Apple’s computers run macOS, while the company’s smartphones and tablets run iOS. But soon you may be able to run the same versions of some apps on a Mac, iPad, or iPhone.
This summer Apple could release an SDK that would make it easy for developer to port iPad apps to run on macOS. Next year the company would allow developers to do the same with iPhone apps. And by 2021, developers may not have to port anything at all — they could just create a single app that would run across all three platforms.
That timeline isn’t set in stone, so things could change. Then again, it also hasn’t officially be confirmed by Apple, so it could be wrong altogether.
But there could be big upshots for both developers and end users.
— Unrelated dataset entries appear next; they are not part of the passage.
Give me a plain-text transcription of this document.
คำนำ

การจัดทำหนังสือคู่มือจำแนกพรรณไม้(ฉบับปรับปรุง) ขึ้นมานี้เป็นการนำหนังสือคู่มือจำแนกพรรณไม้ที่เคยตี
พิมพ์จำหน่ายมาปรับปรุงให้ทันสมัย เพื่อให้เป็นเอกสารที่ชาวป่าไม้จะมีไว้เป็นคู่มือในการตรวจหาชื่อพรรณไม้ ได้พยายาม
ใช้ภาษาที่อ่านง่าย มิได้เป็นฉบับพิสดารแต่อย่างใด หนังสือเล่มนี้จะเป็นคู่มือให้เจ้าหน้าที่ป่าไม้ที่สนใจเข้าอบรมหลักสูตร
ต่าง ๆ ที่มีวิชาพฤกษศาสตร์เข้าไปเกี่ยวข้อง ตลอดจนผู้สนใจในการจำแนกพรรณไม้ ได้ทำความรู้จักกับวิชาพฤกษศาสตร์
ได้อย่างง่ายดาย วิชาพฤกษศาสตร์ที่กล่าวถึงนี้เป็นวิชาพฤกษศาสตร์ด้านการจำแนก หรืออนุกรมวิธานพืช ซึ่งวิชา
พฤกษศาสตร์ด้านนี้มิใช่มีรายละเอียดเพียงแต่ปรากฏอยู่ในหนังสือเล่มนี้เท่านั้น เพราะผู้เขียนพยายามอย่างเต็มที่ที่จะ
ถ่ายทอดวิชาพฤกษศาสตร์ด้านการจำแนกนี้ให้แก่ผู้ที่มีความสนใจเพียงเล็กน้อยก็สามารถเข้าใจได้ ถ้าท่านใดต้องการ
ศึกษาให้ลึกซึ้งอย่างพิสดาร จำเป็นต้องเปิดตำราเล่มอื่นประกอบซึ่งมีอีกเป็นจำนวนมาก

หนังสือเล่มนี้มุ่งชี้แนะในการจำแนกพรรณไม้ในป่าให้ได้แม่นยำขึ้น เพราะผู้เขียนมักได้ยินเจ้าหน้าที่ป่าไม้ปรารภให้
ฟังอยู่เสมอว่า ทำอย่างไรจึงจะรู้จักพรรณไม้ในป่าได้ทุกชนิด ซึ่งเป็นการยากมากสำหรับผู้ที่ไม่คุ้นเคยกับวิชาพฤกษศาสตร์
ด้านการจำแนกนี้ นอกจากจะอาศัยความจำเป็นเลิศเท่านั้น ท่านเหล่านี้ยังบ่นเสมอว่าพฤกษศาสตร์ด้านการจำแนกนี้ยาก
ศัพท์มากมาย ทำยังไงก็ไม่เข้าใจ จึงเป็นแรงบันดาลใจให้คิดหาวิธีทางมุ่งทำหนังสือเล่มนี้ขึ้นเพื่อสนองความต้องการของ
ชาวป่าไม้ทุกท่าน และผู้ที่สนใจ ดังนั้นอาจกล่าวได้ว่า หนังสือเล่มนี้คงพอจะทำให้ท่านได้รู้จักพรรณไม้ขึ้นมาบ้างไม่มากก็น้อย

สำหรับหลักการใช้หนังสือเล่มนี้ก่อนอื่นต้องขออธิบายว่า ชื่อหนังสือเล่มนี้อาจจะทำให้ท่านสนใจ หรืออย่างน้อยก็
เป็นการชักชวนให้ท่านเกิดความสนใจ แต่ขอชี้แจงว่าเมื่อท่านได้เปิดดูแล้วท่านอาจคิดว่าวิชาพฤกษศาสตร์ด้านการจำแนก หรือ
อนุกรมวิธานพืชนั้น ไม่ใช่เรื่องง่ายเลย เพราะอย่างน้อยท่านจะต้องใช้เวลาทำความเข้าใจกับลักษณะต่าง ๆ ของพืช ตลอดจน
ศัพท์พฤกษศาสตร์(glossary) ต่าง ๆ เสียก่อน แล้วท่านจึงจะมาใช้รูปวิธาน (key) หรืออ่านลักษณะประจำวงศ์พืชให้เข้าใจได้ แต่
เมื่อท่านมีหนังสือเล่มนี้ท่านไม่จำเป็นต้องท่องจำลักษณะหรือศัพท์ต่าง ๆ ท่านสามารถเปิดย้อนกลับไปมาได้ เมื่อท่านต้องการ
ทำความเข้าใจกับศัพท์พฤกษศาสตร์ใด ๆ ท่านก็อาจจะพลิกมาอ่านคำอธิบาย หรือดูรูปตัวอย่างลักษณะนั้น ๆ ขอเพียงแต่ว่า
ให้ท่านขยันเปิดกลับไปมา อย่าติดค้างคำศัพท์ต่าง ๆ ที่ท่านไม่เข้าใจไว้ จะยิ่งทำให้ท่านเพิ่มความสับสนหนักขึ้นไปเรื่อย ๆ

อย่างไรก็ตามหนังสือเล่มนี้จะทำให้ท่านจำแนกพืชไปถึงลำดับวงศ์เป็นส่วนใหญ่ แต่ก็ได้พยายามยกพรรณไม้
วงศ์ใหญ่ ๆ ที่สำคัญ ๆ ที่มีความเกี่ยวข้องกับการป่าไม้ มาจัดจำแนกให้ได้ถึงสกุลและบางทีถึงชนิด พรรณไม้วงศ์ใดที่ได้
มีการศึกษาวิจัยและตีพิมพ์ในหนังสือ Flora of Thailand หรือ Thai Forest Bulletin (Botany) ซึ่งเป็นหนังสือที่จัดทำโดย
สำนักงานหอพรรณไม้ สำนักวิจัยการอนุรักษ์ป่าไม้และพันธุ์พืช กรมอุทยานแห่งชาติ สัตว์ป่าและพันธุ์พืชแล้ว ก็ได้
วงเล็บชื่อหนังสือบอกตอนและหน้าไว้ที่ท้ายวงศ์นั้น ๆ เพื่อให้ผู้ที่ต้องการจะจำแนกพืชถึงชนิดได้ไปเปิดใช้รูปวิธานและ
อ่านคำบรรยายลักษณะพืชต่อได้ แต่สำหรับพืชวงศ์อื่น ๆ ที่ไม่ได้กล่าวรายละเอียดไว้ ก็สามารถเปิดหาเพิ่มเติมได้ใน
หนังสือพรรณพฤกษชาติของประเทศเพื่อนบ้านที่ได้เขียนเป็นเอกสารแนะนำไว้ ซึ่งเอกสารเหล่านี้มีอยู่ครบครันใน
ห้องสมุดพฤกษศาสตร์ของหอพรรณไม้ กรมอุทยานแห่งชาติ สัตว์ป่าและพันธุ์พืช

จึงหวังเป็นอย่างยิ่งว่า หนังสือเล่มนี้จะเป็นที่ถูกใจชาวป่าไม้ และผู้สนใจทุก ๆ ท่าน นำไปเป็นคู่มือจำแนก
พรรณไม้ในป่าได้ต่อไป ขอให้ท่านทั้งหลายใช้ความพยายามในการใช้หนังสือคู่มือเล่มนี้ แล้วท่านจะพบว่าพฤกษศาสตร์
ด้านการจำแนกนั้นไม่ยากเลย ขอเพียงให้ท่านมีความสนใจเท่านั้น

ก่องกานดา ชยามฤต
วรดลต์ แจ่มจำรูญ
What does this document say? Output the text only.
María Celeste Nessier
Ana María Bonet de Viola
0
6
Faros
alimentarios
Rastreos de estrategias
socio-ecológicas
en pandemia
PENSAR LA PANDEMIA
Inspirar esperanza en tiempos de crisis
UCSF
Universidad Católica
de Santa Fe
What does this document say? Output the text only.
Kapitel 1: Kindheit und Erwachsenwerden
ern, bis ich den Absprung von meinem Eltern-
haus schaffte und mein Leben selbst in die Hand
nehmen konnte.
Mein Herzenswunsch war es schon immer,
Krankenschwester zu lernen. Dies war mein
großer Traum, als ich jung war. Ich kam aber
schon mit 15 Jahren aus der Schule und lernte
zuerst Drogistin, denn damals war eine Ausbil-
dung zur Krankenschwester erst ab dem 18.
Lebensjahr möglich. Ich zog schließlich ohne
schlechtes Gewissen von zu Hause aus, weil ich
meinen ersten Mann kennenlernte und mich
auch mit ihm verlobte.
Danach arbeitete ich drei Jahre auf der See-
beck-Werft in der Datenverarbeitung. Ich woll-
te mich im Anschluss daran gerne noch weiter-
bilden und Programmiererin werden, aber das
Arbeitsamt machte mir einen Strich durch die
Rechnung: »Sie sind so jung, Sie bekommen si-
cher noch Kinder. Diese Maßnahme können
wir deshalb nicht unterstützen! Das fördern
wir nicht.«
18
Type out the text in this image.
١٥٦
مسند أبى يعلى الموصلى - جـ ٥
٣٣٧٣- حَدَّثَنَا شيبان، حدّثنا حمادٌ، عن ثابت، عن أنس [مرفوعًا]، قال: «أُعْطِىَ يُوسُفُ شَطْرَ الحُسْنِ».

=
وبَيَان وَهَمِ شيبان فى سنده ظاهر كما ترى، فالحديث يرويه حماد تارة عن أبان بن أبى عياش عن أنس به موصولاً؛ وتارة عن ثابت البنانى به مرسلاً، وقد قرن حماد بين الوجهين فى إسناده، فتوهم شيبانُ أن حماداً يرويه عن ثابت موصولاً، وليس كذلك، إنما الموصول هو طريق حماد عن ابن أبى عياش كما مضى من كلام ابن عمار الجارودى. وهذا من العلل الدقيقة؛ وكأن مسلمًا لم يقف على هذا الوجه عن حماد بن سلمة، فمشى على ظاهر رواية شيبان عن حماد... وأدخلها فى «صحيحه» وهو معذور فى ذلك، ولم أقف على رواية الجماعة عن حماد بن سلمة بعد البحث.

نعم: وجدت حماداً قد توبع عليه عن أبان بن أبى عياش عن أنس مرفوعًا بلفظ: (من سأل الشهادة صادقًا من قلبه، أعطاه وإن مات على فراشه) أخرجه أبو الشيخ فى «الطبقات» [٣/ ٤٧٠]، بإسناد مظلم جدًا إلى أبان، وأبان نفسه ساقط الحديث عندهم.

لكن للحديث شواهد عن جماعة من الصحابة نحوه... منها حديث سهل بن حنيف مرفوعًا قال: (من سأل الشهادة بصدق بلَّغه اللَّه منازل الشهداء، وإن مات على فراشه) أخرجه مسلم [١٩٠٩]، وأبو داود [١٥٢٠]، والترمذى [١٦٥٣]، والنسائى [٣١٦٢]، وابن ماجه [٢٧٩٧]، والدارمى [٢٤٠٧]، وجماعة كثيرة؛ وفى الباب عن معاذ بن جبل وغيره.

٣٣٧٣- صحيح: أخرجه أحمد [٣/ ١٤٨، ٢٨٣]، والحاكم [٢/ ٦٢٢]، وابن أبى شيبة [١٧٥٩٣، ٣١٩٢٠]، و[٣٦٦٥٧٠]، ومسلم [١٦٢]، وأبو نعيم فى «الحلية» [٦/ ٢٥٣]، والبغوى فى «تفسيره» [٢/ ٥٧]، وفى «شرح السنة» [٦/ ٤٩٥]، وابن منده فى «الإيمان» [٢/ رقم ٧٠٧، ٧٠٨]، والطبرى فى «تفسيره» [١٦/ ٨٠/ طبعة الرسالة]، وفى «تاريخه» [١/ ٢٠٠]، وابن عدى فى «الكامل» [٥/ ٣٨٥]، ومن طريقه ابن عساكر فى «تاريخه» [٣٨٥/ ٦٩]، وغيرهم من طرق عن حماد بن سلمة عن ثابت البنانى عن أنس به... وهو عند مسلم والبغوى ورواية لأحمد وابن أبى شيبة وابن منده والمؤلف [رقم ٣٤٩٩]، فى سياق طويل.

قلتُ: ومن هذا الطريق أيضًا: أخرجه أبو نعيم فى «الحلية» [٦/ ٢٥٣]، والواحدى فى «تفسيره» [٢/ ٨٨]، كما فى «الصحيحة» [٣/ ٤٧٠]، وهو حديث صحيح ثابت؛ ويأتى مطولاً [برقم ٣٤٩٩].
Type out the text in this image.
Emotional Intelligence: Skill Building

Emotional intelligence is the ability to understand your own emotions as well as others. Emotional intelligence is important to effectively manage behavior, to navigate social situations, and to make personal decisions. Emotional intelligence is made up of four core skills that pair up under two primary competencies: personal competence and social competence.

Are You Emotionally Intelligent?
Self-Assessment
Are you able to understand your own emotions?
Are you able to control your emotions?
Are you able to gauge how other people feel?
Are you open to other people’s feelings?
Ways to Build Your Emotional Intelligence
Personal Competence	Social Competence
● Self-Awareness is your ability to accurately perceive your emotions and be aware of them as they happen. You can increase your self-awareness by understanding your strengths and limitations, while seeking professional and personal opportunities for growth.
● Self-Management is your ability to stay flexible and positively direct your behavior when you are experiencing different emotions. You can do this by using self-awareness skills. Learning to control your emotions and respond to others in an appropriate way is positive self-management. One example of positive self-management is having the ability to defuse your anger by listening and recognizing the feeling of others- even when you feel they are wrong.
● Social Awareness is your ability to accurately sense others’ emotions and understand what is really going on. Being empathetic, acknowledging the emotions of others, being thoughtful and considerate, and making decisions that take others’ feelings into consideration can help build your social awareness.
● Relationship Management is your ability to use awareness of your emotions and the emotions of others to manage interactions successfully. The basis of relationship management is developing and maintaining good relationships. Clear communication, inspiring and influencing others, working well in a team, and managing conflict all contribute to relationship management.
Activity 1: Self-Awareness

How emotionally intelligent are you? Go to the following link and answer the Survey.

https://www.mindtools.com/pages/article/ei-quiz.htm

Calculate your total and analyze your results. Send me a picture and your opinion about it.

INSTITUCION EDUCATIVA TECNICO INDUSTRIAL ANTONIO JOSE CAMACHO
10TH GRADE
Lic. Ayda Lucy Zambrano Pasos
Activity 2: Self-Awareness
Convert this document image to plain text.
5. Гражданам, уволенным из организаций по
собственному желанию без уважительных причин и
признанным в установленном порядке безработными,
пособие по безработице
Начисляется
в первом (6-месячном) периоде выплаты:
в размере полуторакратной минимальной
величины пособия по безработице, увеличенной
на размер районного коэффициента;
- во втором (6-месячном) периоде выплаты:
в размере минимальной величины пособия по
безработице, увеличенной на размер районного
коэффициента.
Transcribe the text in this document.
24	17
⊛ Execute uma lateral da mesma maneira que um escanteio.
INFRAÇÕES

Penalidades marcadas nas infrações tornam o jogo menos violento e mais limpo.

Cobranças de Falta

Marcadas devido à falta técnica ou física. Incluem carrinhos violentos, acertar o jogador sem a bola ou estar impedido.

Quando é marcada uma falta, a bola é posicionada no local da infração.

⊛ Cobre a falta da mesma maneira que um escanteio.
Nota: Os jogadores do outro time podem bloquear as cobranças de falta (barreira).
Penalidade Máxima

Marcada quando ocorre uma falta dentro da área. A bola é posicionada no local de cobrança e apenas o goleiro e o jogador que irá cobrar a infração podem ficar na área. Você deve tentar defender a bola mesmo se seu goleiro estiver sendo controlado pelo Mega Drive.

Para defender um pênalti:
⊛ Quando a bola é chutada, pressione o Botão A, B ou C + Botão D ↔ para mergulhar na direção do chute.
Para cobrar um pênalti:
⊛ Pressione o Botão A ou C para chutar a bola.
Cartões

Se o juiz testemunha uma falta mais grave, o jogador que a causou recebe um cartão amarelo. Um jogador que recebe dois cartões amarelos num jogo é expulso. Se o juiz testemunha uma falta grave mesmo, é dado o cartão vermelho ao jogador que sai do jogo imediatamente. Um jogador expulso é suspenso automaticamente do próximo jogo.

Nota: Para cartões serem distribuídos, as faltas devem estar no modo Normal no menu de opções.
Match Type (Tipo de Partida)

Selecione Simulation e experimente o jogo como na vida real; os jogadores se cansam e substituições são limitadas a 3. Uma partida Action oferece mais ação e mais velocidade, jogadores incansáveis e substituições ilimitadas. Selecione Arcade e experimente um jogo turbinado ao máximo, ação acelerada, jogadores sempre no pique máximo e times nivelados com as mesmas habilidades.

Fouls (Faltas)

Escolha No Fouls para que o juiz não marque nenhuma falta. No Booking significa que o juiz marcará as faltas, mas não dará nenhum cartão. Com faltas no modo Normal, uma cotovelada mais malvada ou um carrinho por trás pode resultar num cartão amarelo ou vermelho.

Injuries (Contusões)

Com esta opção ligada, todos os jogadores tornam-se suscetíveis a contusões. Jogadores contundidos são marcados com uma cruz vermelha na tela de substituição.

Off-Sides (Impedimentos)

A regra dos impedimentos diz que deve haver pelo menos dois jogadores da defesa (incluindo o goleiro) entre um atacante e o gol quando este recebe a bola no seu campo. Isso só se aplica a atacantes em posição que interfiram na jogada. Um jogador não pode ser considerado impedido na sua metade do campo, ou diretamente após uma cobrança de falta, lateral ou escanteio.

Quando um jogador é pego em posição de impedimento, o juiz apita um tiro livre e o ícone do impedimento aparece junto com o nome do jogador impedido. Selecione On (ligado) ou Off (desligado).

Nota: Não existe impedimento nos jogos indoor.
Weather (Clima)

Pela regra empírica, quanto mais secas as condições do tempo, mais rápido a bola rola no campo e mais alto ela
Developers would be able to create a single app and make it available for phones, tablets, laptops, and desktop computers without the need to develop custom versions for different platforms. And that could provide incentive for iOS developers to offer apps for Mac, increasing the amount of software available for both operating systems.
For users, it could open the door to pay-once/use-everywhere functionality… assuming Apple links purchases made in the Mac and iOS App Stores.
Apple would hardly be the first company to chase a universal app platform. Microsoft gave it a try… but since the company has killed off Windows Phone, the “Universal Windows Platform” really means desktop, laptop, and tablet at this point (and Xbox One, to a limited degree).
Google, meanwhile, has been blurring the lines between Android and Chrome OS in recent years by adding support for the Google Play Store and Android apps to Chromebooks.